Nicole Pyles was forced to cut her hair during a high school softball game after umpires demanded she remove her beads. The Hillside High School teen was mid-game when she begged her teammate to chop off her hair with a pair of scissors so she would be able to participate in the game.

Pyles is a black student at the Durham, North Carolina high school, and many believe the incident was racially motivated. The incident has stirred up quite a response in the community and the school district has launched an investigation into the potentially biased athletics rule.

The umpires were enforcing the state rule outlined by the National Federation of State High School Associations. The rule prohibits accessories during games such as plastic visors, bandannas, and hair beads. Many believe the rule is culturally biased, especially since bobby pins, barrettes, and hair clips are allowed.

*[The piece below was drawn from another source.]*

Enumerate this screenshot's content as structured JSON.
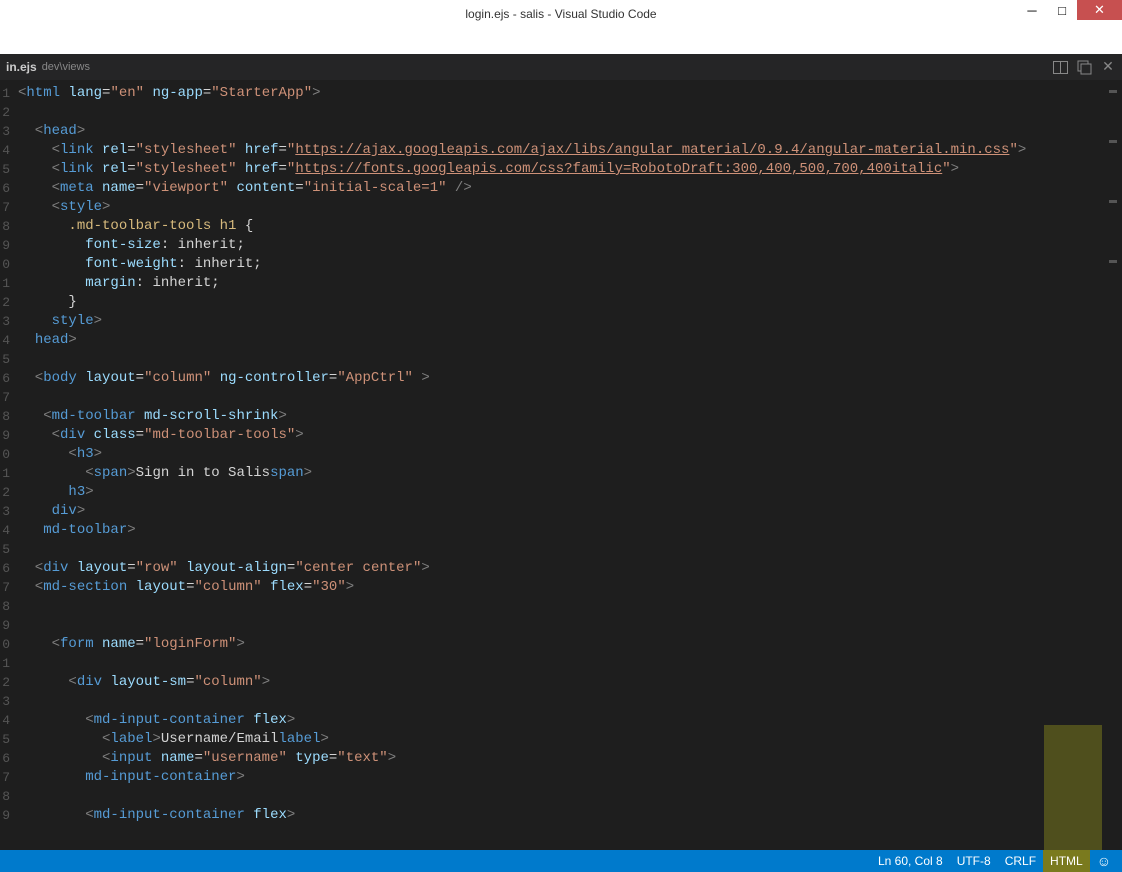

The News & Observer reported that of the two umpires, one was Black and another was white. For some, the anger is directed at the rule, rather than the umpire. Many have called for abolishing the culturally insensitive rule that prevents students from playing in games while staying true to their cultural heritage. Pyles is angry at both the rule and the umpires. 

Nicole Pyles, the student recently affected by the rule, spoke out against the situation Wednesday. “It was humiliating,” she told The Observer. “Why do I have to take away from myself just to play this game where we are actually doing well? I’m embarrassed because you pick on me in front of all these people for no reason.”

The game was being played during Pyles’ senior night, an important game for long-time athletes and soon-to-be high school graduates. During the April 19 event, one of Nicole Pyles’ teammates had to screen into the crowd “does anybody have scissors?”

“I was upset,” Pyles admitted. “[The umpire] had seen me play multiple times. If it was a rule that’s that important why wasn’t it enforced the first time you spoke to me or you saw me come on the field or off the field or any of that?”

Durham Public Schools issued a statement on the upsetting events. “DPS supports our student-athletes and their right to self-expression in a manner befitting their culture, consistent with safety in training and competition,” the statement read. “We believe the blanket ban on hair beads is culturally biased and problematic. We support our student, Nicole Pyles, and believe this rule should be amended. We frown on any rule or policy that promotes cultural insensitivity or does not reflect the ideals and principles of DPS and our employees.”

Pyles said in an interview that she was especially hurt by the fact that the rule was enforced mid-game, rather than at the beginning of the game. “For him just to bring it up because another coach or parent or whoever said something… I felt humiliated.” She feels that it was “for no reason, just because you’re losing doesn’t mean you need to pick on somebody.”